Parmi les autres prix importants, citons le Prix du jury, décerné conjointement à Sirât, d'Oliver Laxe, et Sound of Falling, de Mascha Schilinski, deux films qui remettent en question les structures narratives traditionnelles et proposent une réflexion lyrique sur la fragilité humaine. Le Prix spécial du jury a été attribué à Résurrection, de Bi Gan, une expérience cinématographique hallucinatoire que de nombreux critiques ont saluée comme le successeur spirituel de son film acclamé Long Day's Journey Into Night. Ces choix ont confirmé ce que de nombreux initiés soupçonnaient : le jury de cette année était particulièrement sensible aux films qui évitaient les attentes commerciales au profit d'une vision audacieuse et sans concession.
Alors que les lumières s'éteignaient et que le générique défilait à Cannes 2025, on ne pouvait s'empêcher de penser que cette édition, malgré – ou peut-être grâce à – ses moments de malaise, ses coupures de courant, ses dissonances émotionnelles et ses sous-entendus politiques, avait réaffirmé le statut du festival non seulement comme une célébration du cinéma mondial, mais aussi comme un miroir de notre époque. Il ne s'agissait pas seulement de tapis rouges, d'ovations record ou de robes élégantes.
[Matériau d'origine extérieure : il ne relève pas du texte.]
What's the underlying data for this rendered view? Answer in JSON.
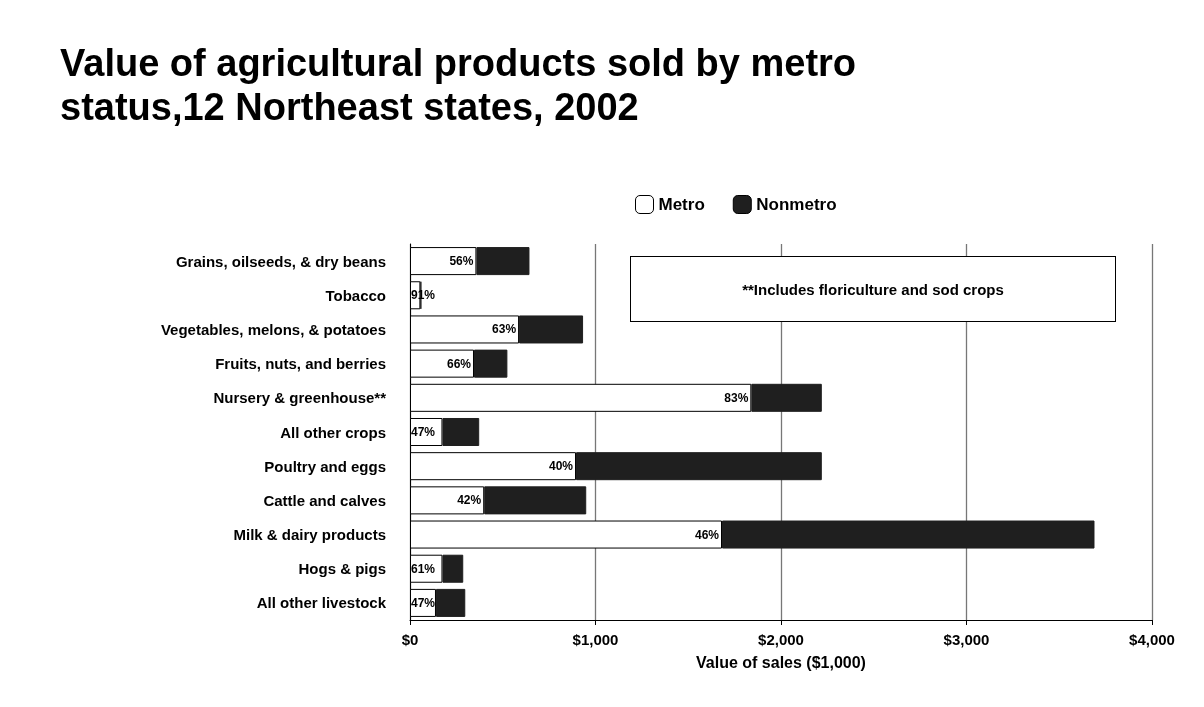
{
  "chart_data": {
    "type": "bar",
    "orientation": "horizontal",
    "stacked": true,
    "title": "Value of agricultural products sold by metro status,12 Northeast states, 2002",
    "xlabel": "Value of sales ($1,000)",
    "categories": [
      "Grains, oilseeds, & dry beans",
      "Tobacco",
      "Vegetables, melons, & potatoes",
      "Fruits, nuts, and berries",
      "Nursery & greenhouse**",
      "All other crops",
      "Poultry and eggs",
      "Cattle and calves",
      "Milk & dairy products",
      "Hogs & pigs",
      "All other livestock"
    ],
    "series": [
      {
        "name": "Metro",
        "color": "#ffffff",
        "values": [
          358,
          56,
          588,
          345,
          1840,
          175,
          895,
          400,
          1682,
          175,
          140
        ]
      },
      {
        "name": "Nonmetro",
        "color": "#1f1f1f",
        "values": [
          286,
          5,
          345,
          180,
          380,
          198,
          1325,
          550,
          2008,
          112,
          158
        ]
      }
    ],
    "xlim": [
      0,
      4000
    ],
    "xticks": [
      {
        "value": 0,
        "label": "$0"
      },
      {
        "value": 1000,
        "label": "$1,000"
      },
      {
        "value": 2000,
        "label": "$2,000"
      },
      {
        "value": 3000,
        "label": "$3,000"
      },
      {
        "value": 4000,
        "label": "$4,000"
      }
    ],
    "grid": "x",
    "legend": "top",
    "annotations": [
      "**Includes floriculture and sod crops",
      {
        "text": "56%",
        "x": 358,
        "y": "Grains, oilseeds, & dry beans"
      },
      {
        "text": "91%",
        "x": 56,
        "y": "Tobacco"
      },
      {
        "text": "63%",
        "x": 588,
        "y": "Vegetables, melons, & potatoes"
      },
      {
        "text": "66%",
        "x": 345,
        "y": "Fruits, nuts, and berries"
      },
      {
        "text": "83%",
        "x": 1840,
        "y": "Nursery & greenhouse**"
      },
      {
        "text": "47%",
        "x": 175,
        "y": "All other crops"
      },
      {
        "text": "40%",
        "x": 895,
        "y": "Poultry and eggs"
      },
      {
        "text": "42%",
        "x": 400,
        "y": "Cattle and calves"
      },
      {
        "text": "46%",
        "x": 1682,
        "y": "Milk & dairy products"
      },
      {
        "text": "61%",
        "x": 175,
        "y": "Hogs & pigs"
      },
      {
        "text": "47%",
        "x": 140,
        "y": "All other livestock"
      }
    ]
  }
}
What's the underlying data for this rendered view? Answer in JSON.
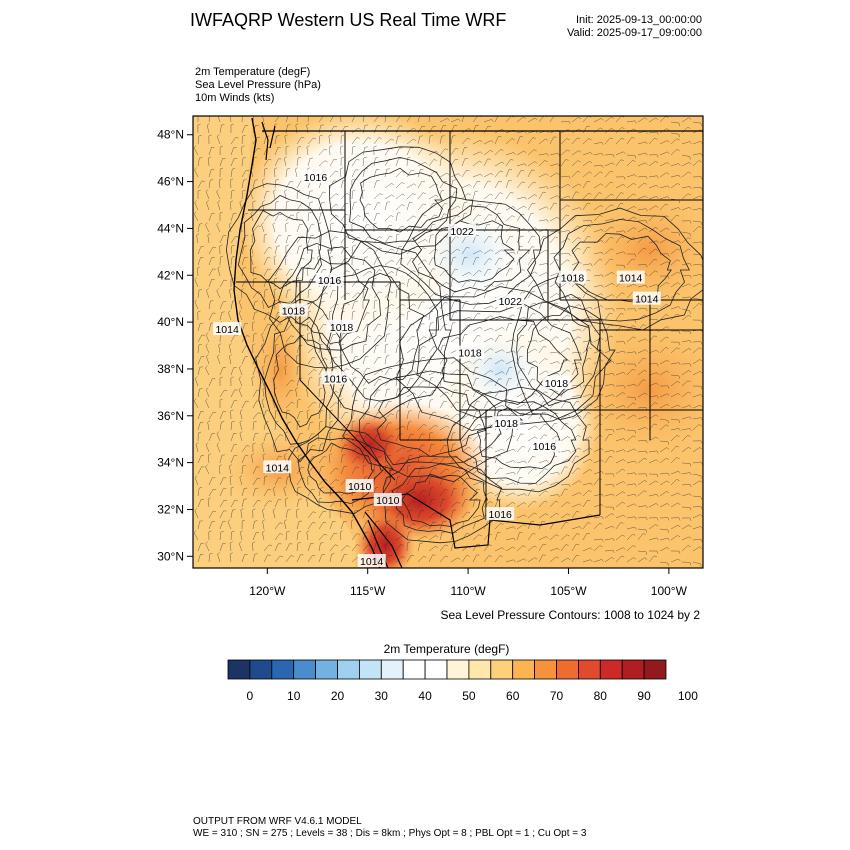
{
  "header": {
    "title": "IWFAQRP Western US Real Time WRF",
    "init": "Init: 2025-09-13_00:00:00",
    "valid": "Valid: 2025-09-17_09:00:00"
  },
  "fields": [
    "2m Temperature   (degF)",
    "Sea Level Pressure   (hPa)",
    "10m Winds   (kts)"
  ],
  "map": {
    "lon_range": [
      -123.7,
      -98.3
    ],
    "lat_range": [
      29.5,
      48.8
    ],
    "lat_ticks": [
      {
        "value": 30,
        "label": "30°N"
      },
      {
        "value": 32,
        "label": "32°N"
      },
      {
        "value": 34,
        "label": "34°N"
      },
      {
        "value": 36,
        "label": "36°N"
      },
      {
        "value": 38,
        "label": "38°N"
      },
      {
        "value": 40,
        "label": "40°N"
      },
      {
        "value": 42,
        "label": "42°N"
      },
      {
        "value": 44,
        "label": "44°N"
      },
      {
        "value": 46,
        "label": "46°N"
      },
      {
        "value": 48,
        "label": "48°N"
      }
    ],
    "lon_ticks": [
      {
        "value": -120,
        "label": "120°W"
      },
      {
        "value": -115,
        "label": "115°W"
      },
      {
        "value": -110,
        "label": "110°W"
      },
      {
        "value": -105,
        "label": "105°W"
      },
      {
        "value": -100,
        "label": "100°W"
      }
    ],
    "pressure_labels": [
      {
        "lon": -117.6,
        "lat": 46.2,
        "text": "1016"
      },
      {
        "lon": -110.3,
        "lat": 43.9,
        "text": "1022"
      },
      {
        "lon": -116.9,
        "lat": 41.8,
        "text": "1016"
      },
      {
        "lon": -104.8,
        "lat": 41.9,
        "text": "1018"
      },
      {
        "lon": -101.9,
        "lat": 41.9,
        "text": "1014"
      },
      {
        "lon": -101.1,
        "lat": 41.0,
        "text": "1014"
      },
      {
        "lon": -107.9,
        "lat": 40.9,
        "text": "1022"
      },
      {
        "lon": -118.7,
        "lat": 40.5,
        "text": "1018"
      },
      {
        "lon": -116.3,
        "lat": 39.8,
        "text": "1018"
      },
      {
        "lon": -122.0,
        "lat": 39.7,
        "text": "1014"
      },
      {
        "lon": -109.9,
        "lat": 38.7,
        "text": "1018"
      },
      {
        "lon": -116.6,
        "lat": 37.6,
        "text": "1016"
      },
      {
        "lon": -105.6,
        "lat": 37.4,
        "text": "1018"
      },
      {
        "lon": -108.1,
        "lat": 35.7,
        "text": "1018"
      },
      {
        "lon": -106.2,
        "lat": 34.7,
        "text": "1016"
      },
      {
        "lon": -119.5,
        "lat": 33.8,
        "text": "1014"
      },
      {
        "lon": -115.4,
        "lat": 33.0,
        "text": "1010"
      },
      {
        "lon": -114.0,
        "lat": 32.4,
        "text": "1010"
      },
      {
        "lon": -108.4,
        "lat": 31.8,
        "text": "1016"
      },
      {
        "lon": -114.8,
        "lat": 29.8,
        "text": "1014"
      }
    ],
    "colors": {
      "land_outline": "#000000",
      "low_temp": "#e3f1fc",
      "high_temp": "#c83b2a"
    }
  },
  "contour_note": "Sea Level Pressure Contours: 1008 to 1024 by 2",
  "colorbar": {
    "title": "2m Temperature   (degF)",
    "colors": [
      "#1c3366",
      "#1f4a8c",
      "#2b66b3",
      "#4a8ccc",
      "#73b2e0",
      "#9fd0ef",
      "#c3e3f6",
      "#e3f1fc",
      "#ffffff",
      "#ffffff",
      "#fff5d6",
      "#fee7a8",
      "#fdd07a",
      "#fbb44f",
      "#f7923a",
      "#ef6b2e",
      "#e24a2c",
      "#cc2a26",
      "#b01e22",
      "#921a1e"
    ],
    "labels": [
      "0",
      "10",
      "20",
      "30",
      "40",
      "50",
      "60",
      "70",
      "80",
      "90",
      "100"
    ]
  },
  "footer": {
    "line1": "OUTPUT FROM WRF V4.6.1 MODEL",
    "line2": "WE = 310 ; SN = 275 ; Levels = 38 ; Dis = 8km ; Phys Opt = 8 ; PBL Opt = 1 ; Cu Opt = 3"
  }
}
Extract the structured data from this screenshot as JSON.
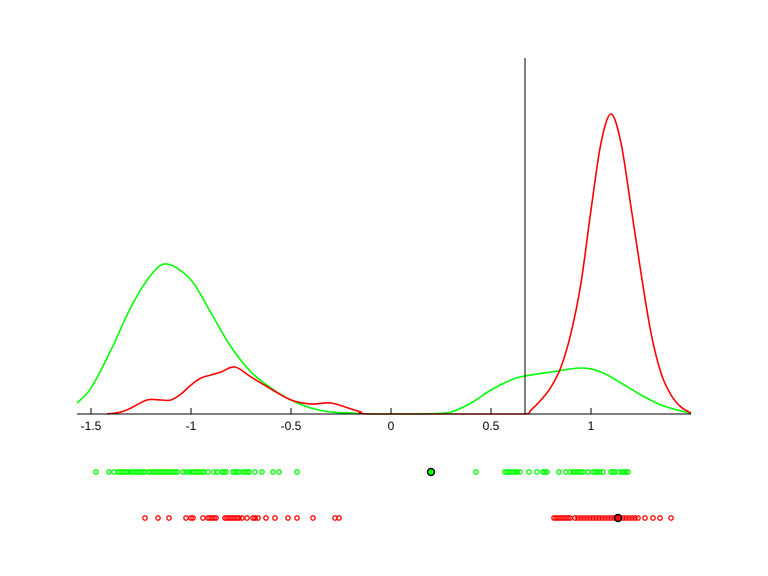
{
  "chart_data": {
    "type": "line",
    "title": "",
    "xlabel": "",
    "ylabel": "",
    "xlim": [
      -1.57,
      1.5
    ],
    "ylim": [
      0,
      3.56
    ],
    "grid": false,
    "x_ticks": [
      -1.5,
      -1,
      -0.5,
      0,
      0.5,
      1
    ],
    "x_tick_labels": [
      "-1.5",
      "-1",
      "-0.5",
      "0",
      "0.5",
      "1"
    ],
    "threshold_x": 0.67,
    "colors": {
      "green": "#00ff00",
      "red": "#ff0000",
      "axis": "#000000"
    },
    "series": [
      {
        "color": "#00ff00",
        "x": [
          -1.57,
          -1.5,
          -1.4,
          -1.3,
          -1.2,
          -1.12,
          -1.0,
          -0.9,
          -0.8,
          -0.7,
          -0.6,
          -0.5,
          -0.4,
          -0.3,
          -0.2,
          -0.1,
          0,
          0.2,
          0.3,
          0.4,
          0.5,
          0.6,
          0.67,
          0.8,
          0.95,
          1.05,
          1.15,
          1.25,
          1.35,
          1.45,
          1.5
        ],
        "y": [
          0.11,
          0.26,
          0.64,
          1.07,
          1.39,
          1.5,
          1.34,
          1.01,
          0.67,
          0.42,
          0.26,
          0.14,
          0.06,
          0.02,
          0.01,
          0.0,
          0.0,
          0.003,
          0.02,
          0.11,
          0.24,
          0.34,
          0.38,
          0.42,
          0.46,
          0.42,
          0.31,
          0.19,
          0.09,
          0.03,
          0.01
        ]
      },
      {
        "color": "#ff0000",
        "x": [
          -1.42,
          -1.35,
          -1.3,
          -1.22,
          -1.15,
          -1.1,
          -1.05,
          -1.0,
          -0.95,
          -0.9,
          -0.85,
          -0.78,
          -0.7,
          -0.6,
          -0.5,
          -0.4,
          -0.3,
          -0.2,
          -0.15,
          -0.1,
          0.5,
          0.67,
          0.7,
          0.75,
          0.8,
          0.85,
          0.9,
          0.95,
          1.0,
          1.05,
          1.1,
          1.15,
          1.2,
          1.25,
          1.3,
          1.35,
          1.4,
          1.45,
          1.5
        ],
        "y": [
          0,
          0.02,
          0.06,
          0.14,
          0.14,
          0.14,
          0.2,
          0.29,
          0.36,
          0.39,
          0.42,
          0.47,
          0.37,
          0.25,
          0.14,
          0.1,
          0.11,
          0.05,
          0.02,
          0,
          0,
          0,
          0.04,
          0.14,
          0.27,
          0.47,
          0.81,
          1.31,
          2.04,
          2.71,
          3.0,
          2.71,
          2.07,
          1.41,
          0.81,
          0.41,
          0.19,
          0.07,
          0.01
        ]
      }
    ],
    "strips": [
      {
        "color": "#00ff00",
        "mean": 0.2,
        "values": [
          -1.475,
          -1.41,
          -1.385,
          -1.365,
          -1.355,
          -1.345,
          -1.335,
          -1.325,
          -1.315,
          -1.3,
          -1.29,
          -1.28,
          -1.27,
          -1.26,
          -1.25,
          -1.24,
          -1.23,
          -1.21,
          -1.2,
          -1.19,
          -1.18,
          -1.17,
          -1.16,
          -1.15,
          -1.14,
          -1.13,
          -1.12,
          -1.11,
          -1.1,
          -1.09,
          -1.08,
          -1.07,
          -1.04,
          -1.025,
          -1.01,
          -0.995,
          -0.985,
          -0.975,
          -0.965,
          -0.955,
          -0.945,
          -0.935,
          -0.915,
          -0.885,
          -0.87,
          -0.845,
          -0.835,
          -0.825,
          -0.79,
          -0.78,
          -0.77,
          -0.76,
          -0.74,
          -0.73,
          -0.72,
          -0.71,
          -0.68,
          -0.645,
          -0.59,
          -0.56,
          -0.47,
          0.425,
          0.57,
          0.58,
          0.59,
          0.6,
          0.61,
          0.62,
          0.63,
          0.645,
          0.69,
          0.73,
          0.76,
          0.77,
          0.78,
          0.84,
          0.875,
          0.895,
          0.91,
          0.92,
          0.93,
          0.94,
          0.95,
          0.96,
          0.985,
          1.01,
          1.02,
          1.03,
          1.045,
          1.06,
          1.1,
          1.11,
          1.12,
          1.14,
          1.155,
          1.165,
          1.175,
          1.185
        ]
      },
      {
        "color": "#ff0000",
        "mean": 1.135,
        "values": [
          -1.23,
          -1.165,
          -1.11,
          -1.025,
          -1.0,
          -0.99,
          -0.94,
          -0.915,
          -0.905,
          -0.895,
          -0.885,
          -0.875,
          -0.83,
          -0.82,
          -0.81,
          -0.8,
          -0.79,
          -0.78,
          -0.77,
          -0.76,
          -0.745,
          -0.72,
          -0.69,
          -0.68,
          -0.665,
          -0.625,
          -0.58,
          -0.515,
          -0.47,
          -0.39,
          -0.28,
          -0.26,
          0.815,
          0.825,
          0.835,
          0.845,
          0.855,
          0.865,
          0.875,
          0.885,
          0.895,
          0.92,
          0.935,
          0.95,
          0.965,
          0.98,
          0.995,
          1.01,
          1.025,
          1.04,
          1.055,
          1.07,
          1.085,
          1.1,
          1.115,
          1.13,
          1.145,
          1.16,
          1.175,
          1.19,
          1.205,
          1.22,
          1.235,
          1.27,
          1.31,
          1.345,
          1.4
        ]
      }
    ]
  }
}
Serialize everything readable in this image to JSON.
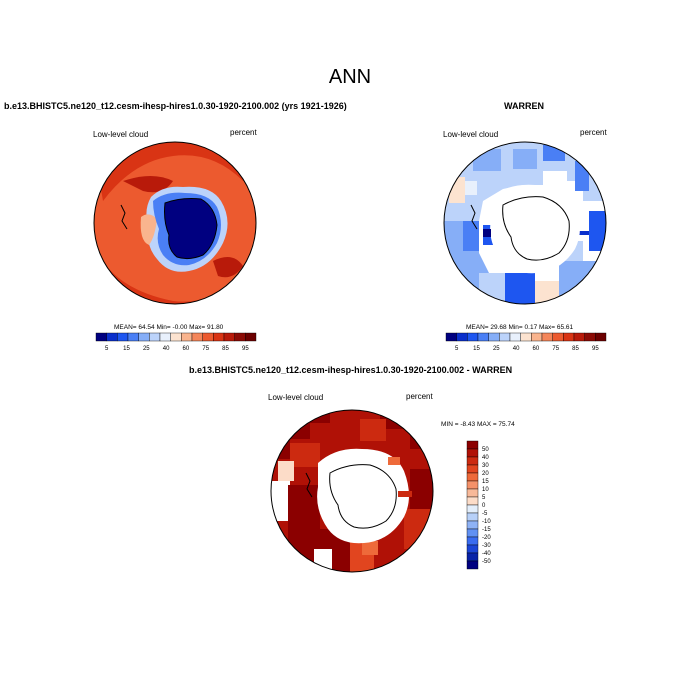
{
  "page": {
    "title": "ANN"
  },
  "panels": [
    {
      "id": "case",
      "title": "b.e13.BHISTC5.ne120_t12.cesm-ihesp-hires1.0.30-1920-2100.002 (yrs 1921-1926)",
      "left_label": "Low-level cloud",
      "right_label": "percent",
      "stats": "MEAN= 64.54  Min= -0.00  Max= 91.80"
    },
    {
      "id": "obs",
      "title": "WARREN",
      "left_label": "Low-level cloud",
      "right_label": "percent",
      "stats": "MEAN= 29.68  Min= 0.17  Max= 65.61"
    },
    {
      "id": "diff",
      "title": "b.e13.BHISTC5.ne120_t12.cesm-ihesp-hires1.0.30-1920-2100.002 - WARREN",
      "left_label": "Low-level cloud",
      "right_label": "percent",
      "stats": "MIN = -8.43 MAX = 75.74"
    }
  ],
  "colorbar_abs": {
    "labels": [
      "5",
      "15",
      "25",
      "40",
      "60",
      "75",
      "85",
      "95"
    ],
    "colors": [
      "#000080",
      "#0a2fcc",
      "#1e56f0",
      "#4a7ff5",
      "#86aef7",
      "#bcd3fa",
      "#e8f0fc",
      "#fce3d0",
      "#f9b48e",
      "#f4865a",
      "#ec5a2f",
      "#d93414",
      "#b81a0a",
      "#8b0a05",
      "#6b0000"
    ]
  },
  "colorbar_diff": {
    "labels": [
      "50",
      "40",
      "30",
      "20",
      "15",
      "10",
      "5",
      "0",
      "-5",
      "-10",
      "-15",
      "-20",
      "-30",
      "-40",
      "-50"
    ],
    "colors": [
      "#8b0000",
      "#b01106",
      "#cc2a10",
      "#e1451f",
      "#ee6a3a",
      "#f49169",
      "#f8b999",
      "#fcdcc8",
      "#e3eefb",
      "#b7d0f8",
      "#8eb2f5",
      "#6191f3",
      "#3a6cf0",
      "#1b45d6",
      "#0823a8",
      "#000080"
    ]
  }
}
Il s'agissait de voix qui comptent, d'histoires qui dérangent, de performances qui hantent et de messages qui résonnent bien au-delà de la Côte d'Azur. De l'ovation endiablée pour Valeur Sentimentale à l'électricité silencieuse du discours de Panahi, en passant par le silence fantomatique dans les yeux de Halle Berry, Cannes 2025 nous a offert une dernière soirée inoubliable, où chaque sourire, chaque larme et chaque soupir semblaient faire partie intégrante du cinéma.